2. As revelações dadas de outras formas aos profetas nefitas também poderiam ter revelado doutrinas e princípios que mais tarde seriam ensinados ou revelados aos cristãos do Novo Testamento (ver Alma 32:38 e Mateus 13:6).
D. Mórmon e Morôni como fonte da similaridade:

1. Enquanto Mórmon, no século IV d.C., resumia os registros históricos nefitas, poderia ter inserido palavras ou frases que Jesus havia introduzido no uso nefita (conforme discutido acima). Como a língua ou dialeto nefita sofreu alterações ao longo dos séculos a ponto de os leitores da época de Mórmon não compreenderem parte da linguagem anterior, pode-se supor que, ocasionalmente, Mórmon tenha evitado a cópia literal e usado expressões mais familiares a seus contemporâneos (e mais semelhantes à linguagem do Novo Testamento) para que seus leitores pudessem compreender melhor (ver Mateus 6:25/3 Néfi 13:25 e Alma 31:37).
2. Hipoteticamente, é possível que Mórmon não tenha simplesmente anexado as Placas Menores de Néfi ao final de suas placas,9 em vez disso, copiou as palavras de Néfi, Jacó e outros das Placas Menores para as novas placas que ele criou. Não sabemos se este foi o caso, mas caso tenha sido, Mórmon poderia ter usado posteriormente expressões de sua época (estilo do Novo Testamento) para tornar os primeiros ensinamentos nefitas mais compreensíveis a um público futuro que ele sabia que a Bíblia teria (ver Marcos 9:31/2 Néfi 25:13; Mateus 9:22/Enos 1:8; João 10:16/1 Néfi 22:25).
3. Algumas seções do Livro de Éter foram escritas por Morôni no final do século IV d.C. como suas próprias inserções editoriais, por isso não é algo inesperado encontrar linguagem ''cristã'' nessas seções (Mateus 25:28/Éter 12:35). É possível também que Morôni tenha inserido a linguagem cristã em outras partes da história jaredita ao resumir, contextualizar e interpretar suas narrativas.

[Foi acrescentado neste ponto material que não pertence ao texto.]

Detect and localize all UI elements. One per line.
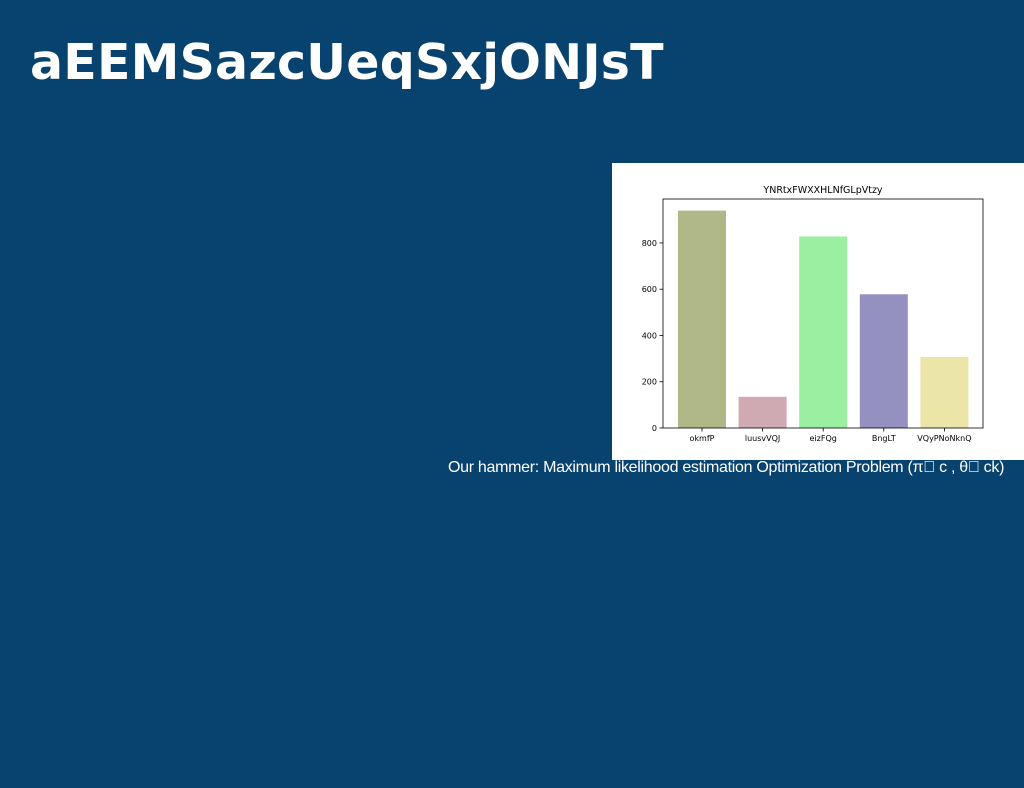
x-tick-label: VQyPNoNknQ: [917, 434, 971, 443]
plot-frame: [662, 198, 984, 429]
bars-layer: [678, 210, 969, 428]
x-tick-label: BngLT: [872, 434, 896, 443]
bar-luusvVQJ: [738, 396, 787, 428]
slide-caption: Our hammer: Maximum likelihood estimatio…: [448, 459, 1005, 476]
bar-eizFQg: [799, 236, 848, 428]
y-tick-label: 0: [652, 424, 657, 433]
bar-okmfP: [678, 210, 726, 428]
bar-VQyPNoNknQ: [920, 357, 969, 428]
bar-BngLT: [859, 294, 908, 428]
x-tick-label: okmfP: [690, 434, 715, 443]
x-axis: okmfP luusvVQJ eizFQg BngLT VQyPNoNknQ: [690, 428, 972, 443]
y-tick-label: 400: [642, 331, 657, 340]
y-tick-label: 200: [642, 378, 657, 387]
slide-title: aEEMSazcUeqSxjONJsT: [30, 34, 664, 91]
y-axis: 0 200 400 600 800: [642, 239, 663, 433]
y-tick-label: 800: [642, 239, 657, 248]
chart-panel: YNRtxFWXXHLNfGLpVtzy 0 200 400 600 800 okmfP…: [612, 163, 1024, 460]
x-tick-label: luusvVQJ: [745, 434, 780, 443]
chart-title: YNRtxFWXXHLNfGLpVtzy: [762, 185, 883, 196]
bar-chart: YNRtxFWXXHLNfGLpVtzy 0 200 400 600 800 okmfP…: [642, 185, 984, 443]
x-tick-label: eizFQg: [810, 434, 837, 443]
y-tick-label: 600: [642, 285, 657, 294]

E. O processo de tradução como fonte de similaridade:

1. A linguagem cotidiana de Joseph Smith provavelmente incluía algumas expressões bíblicas que eram comuns no início do século XIX. Segundo a teoria de que ele seria responsável por expressar as ideias contidas nas placas usando suas próprias palavras e frases, é possível que algumas das frases bíblicas tenham aparecido na tradução sem que ele pensasse (talvez nem mesmo soubesse) onde elas aparecem no Novo Testamento (como talvez Gálatas 5:1/Mosias 23:13; Efésios 6:4/Enos 1:1; Filipenses 2:12/Mórmon 9:27).
2. Joseph Smith pode ter memorizado ou aprendido algumas passagens comuns do Novo Testamento que o Espírito, então, evocou de sua mente e foram incorporadas à tradução porque fazia sentido traduzir de acordo com aquele contexto.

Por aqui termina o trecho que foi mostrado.